The Garole graze in marshy lands and carry a gene called the Booroola fecundity gene (Fec-B) through which nearly 80 per cent pregnancies yield twin or triplet lambs. Ewes of all other breeds of sheep in India usually produce only one lamb per pregnancy. But the Garole are small sheep, weighing an average of 15kg, while attractive breeds for mutton production weigh twice as much.
Now, scientists at the Central Sheep and Wool Research Institute, Avikanagar in Rajasthan, have crossed the Garole with Malpura, a popular breed of sheep in northwestern India, to produce crossbreeds that show the high levels of prolific breeding as the Garole. The crossbred ewes yield more lambs and their weight is similar to the parent Malpura that can grow up to 30kg.
“The crossbreeds have the best qualities from both the breeds,” said Amrit Lal Arora, head of the animal genetics and breeding at the CSWRI. “The ewes give two or three lambs each time with no compromise on the body weight,” he told The Telegraph.
The CSWRI has just initiated a study to analyse the potential economic benefits to livestock rearers if the crossbred animals were to be released in northwestern India. “We expect the multiple births to give them more profits,” Arora said.
Another institution, which had launched an effort to cross Garole with Deccani sheep nearly a decade ago, has already distributed crossbred animals to livestock rearers in Maharashtra, Andhra Pradesh and Karnataka.
“We expect livestock owners to get 30 per cent higher yield of lambs,” said Chanda Nimbkar, the director of animal husbandry at the Nimbkar Agricultural Research Institute (NARI), Phaltan in Maharashtra, a non-government institution set up by her father.
Under a new project supported by India’s department of biotechnology, NARI will continue to distribute crossbred rams that carry the Fec-B gene into more flocks in these states for further breeding.
The projects have been under way at a time when the domestic demand for meat has been increasing steadily and, researchers estimate, the price of mutton has climbed about 10 per cent to 20 per cent each year over the past several years.

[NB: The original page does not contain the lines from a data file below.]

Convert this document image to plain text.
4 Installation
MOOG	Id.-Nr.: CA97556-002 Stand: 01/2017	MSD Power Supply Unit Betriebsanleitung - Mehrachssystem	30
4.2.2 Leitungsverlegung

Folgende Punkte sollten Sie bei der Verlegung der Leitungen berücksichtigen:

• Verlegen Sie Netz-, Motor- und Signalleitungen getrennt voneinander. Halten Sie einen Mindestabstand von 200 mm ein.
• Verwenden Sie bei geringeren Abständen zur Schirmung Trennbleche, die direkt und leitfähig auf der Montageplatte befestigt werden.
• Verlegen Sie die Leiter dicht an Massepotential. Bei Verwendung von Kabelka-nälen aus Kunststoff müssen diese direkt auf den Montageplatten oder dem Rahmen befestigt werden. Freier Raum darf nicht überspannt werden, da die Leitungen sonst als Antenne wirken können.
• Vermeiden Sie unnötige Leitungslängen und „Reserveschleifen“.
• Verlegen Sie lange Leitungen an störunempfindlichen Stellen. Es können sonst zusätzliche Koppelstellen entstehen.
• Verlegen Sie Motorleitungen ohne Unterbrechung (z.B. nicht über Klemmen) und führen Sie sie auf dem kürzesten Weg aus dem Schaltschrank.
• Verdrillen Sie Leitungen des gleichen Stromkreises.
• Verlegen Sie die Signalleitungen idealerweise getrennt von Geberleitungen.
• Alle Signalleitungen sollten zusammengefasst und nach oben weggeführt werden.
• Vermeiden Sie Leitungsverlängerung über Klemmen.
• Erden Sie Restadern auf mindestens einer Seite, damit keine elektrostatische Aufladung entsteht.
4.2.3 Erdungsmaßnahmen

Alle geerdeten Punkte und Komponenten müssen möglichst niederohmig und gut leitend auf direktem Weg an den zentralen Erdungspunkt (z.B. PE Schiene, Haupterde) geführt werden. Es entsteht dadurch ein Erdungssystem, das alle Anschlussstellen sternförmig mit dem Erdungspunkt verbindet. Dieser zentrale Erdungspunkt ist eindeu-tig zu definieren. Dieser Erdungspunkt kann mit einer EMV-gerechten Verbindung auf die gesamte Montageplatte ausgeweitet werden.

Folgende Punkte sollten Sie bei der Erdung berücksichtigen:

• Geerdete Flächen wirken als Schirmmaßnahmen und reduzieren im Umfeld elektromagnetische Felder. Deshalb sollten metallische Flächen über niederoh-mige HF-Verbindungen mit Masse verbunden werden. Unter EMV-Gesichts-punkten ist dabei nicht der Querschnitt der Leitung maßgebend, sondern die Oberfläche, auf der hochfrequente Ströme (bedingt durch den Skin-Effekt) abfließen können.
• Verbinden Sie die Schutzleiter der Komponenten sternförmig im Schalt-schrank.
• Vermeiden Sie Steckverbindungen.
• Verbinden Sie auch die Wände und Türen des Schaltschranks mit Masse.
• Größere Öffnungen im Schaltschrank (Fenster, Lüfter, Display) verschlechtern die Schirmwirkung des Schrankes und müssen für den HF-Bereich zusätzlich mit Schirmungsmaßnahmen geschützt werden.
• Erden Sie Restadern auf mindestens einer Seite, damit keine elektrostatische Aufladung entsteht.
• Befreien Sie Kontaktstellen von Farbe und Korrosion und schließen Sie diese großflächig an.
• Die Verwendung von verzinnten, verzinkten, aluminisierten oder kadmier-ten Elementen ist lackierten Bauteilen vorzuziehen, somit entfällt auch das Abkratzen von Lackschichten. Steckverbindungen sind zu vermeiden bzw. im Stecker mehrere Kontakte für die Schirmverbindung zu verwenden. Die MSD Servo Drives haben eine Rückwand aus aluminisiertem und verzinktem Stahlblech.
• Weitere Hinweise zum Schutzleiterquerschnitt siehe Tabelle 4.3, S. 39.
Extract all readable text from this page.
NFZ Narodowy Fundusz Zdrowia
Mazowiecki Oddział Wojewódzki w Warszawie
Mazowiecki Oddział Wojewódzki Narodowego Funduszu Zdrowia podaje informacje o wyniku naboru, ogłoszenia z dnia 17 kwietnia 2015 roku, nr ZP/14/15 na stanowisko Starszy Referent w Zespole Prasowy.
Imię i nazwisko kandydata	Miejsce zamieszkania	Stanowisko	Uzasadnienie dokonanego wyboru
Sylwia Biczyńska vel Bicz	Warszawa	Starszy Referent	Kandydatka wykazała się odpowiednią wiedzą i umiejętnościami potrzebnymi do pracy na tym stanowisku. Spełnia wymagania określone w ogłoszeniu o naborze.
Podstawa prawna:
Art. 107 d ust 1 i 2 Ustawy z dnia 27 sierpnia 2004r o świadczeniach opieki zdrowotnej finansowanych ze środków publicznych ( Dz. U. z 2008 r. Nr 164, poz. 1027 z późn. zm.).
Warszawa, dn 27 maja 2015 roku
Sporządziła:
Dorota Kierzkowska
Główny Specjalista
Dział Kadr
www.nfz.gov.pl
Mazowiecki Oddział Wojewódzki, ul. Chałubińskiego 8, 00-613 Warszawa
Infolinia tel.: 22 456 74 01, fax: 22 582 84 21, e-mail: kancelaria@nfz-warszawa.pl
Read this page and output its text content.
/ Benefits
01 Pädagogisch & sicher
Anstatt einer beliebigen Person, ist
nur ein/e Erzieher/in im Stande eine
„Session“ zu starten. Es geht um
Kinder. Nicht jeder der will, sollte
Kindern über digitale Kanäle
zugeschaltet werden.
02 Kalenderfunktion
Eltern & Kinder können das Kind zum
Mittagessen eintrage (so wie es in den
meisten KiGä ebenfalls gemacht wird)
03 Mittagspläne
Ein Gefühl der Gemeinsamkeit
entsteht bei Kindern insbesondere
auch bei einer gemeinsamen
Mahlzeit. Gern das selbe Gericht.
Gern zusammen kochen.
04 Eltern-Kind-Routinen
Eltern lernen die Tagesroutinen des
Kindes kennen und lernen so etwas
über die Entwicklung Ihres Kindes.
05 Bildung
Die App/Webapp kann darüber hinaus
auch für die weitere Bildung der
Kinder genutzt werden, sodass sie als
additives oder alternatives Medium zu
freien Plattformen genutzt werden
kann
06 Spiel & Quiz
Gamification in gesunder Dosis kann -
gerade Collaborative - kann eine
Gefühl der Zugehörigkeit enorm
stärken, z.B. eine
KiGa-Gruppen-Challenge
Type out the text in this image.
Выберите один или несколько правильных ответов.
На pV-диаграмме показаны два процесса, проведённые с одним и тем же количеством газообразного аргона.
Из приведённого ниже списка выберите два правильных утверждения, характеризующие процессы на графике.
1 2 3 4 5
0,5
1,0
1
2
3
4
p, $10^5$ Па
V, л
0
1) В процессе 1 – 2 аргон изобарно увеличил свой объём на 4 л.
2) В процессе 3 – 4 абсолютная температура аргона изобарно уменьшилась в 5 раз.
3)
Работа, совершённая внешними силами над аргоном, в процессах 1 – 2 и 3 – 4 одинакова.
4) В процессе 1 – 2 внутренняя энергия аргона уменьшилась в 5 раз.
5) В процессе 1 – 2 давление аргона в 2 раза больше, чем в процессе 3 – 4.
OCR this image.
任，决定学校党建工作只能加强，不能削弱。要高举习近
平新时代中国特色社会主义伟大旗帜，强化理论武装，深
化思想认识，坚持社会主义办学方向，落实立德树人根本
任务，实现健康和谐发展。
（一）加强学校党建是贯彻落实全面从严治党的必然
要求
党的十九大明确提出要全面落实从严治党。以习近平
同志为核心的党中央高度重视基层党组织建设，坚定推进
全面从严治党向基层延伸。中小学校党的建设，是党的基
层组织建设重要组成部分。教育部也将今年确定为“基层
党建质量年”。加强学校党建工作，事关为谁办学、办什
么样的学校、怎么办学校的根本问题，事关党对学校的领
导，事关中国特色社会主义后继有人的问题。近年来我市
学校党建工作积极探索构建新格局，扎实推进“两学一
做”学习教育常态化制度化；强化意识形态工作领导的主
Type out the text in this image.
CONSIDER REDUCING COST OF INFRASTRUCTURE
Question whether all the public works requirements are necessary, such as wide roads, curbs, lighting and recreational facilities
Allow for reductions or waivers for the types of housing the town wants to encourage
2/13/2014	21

But some scientists caution that maintaining the gene in livestock won’t be easy.
“This is a promising development at the laboratory level,” said Subhransu Pan, professor at the West Bengal University of Animal and Fisheries Sciences, Calcutta. “But to maintain this gene down generations, livestock rearers may have to keep pedigree records and select only animals with the gene for breeding — this could be difficult in our conditions,” Pan told The Telegraph.
However, animal breeders point out that the Garole’s earliest contribution to increasing the population of other breeds of sheep may have occurred in Australia more than 200 years ago — unintentionally, and without pedigree tracking.
Scientists say archived historical records from the late 18th century show that a number of Garole sheep from Bengal had been shipped to Australia in 1792 and in 1793. “They were not taken there for boosting fecundity, but when they reached there, they probably mingled with other sheep and helped increase the number of lambs in those breeds,” Nimbkar said.
It was only in 2002 that scientists in New Zealand analysed genes of sheep from eight countries and produced genetic evidence to support historical records that Garole sheep had been introduced in Australia from Bengal in the late 18th century.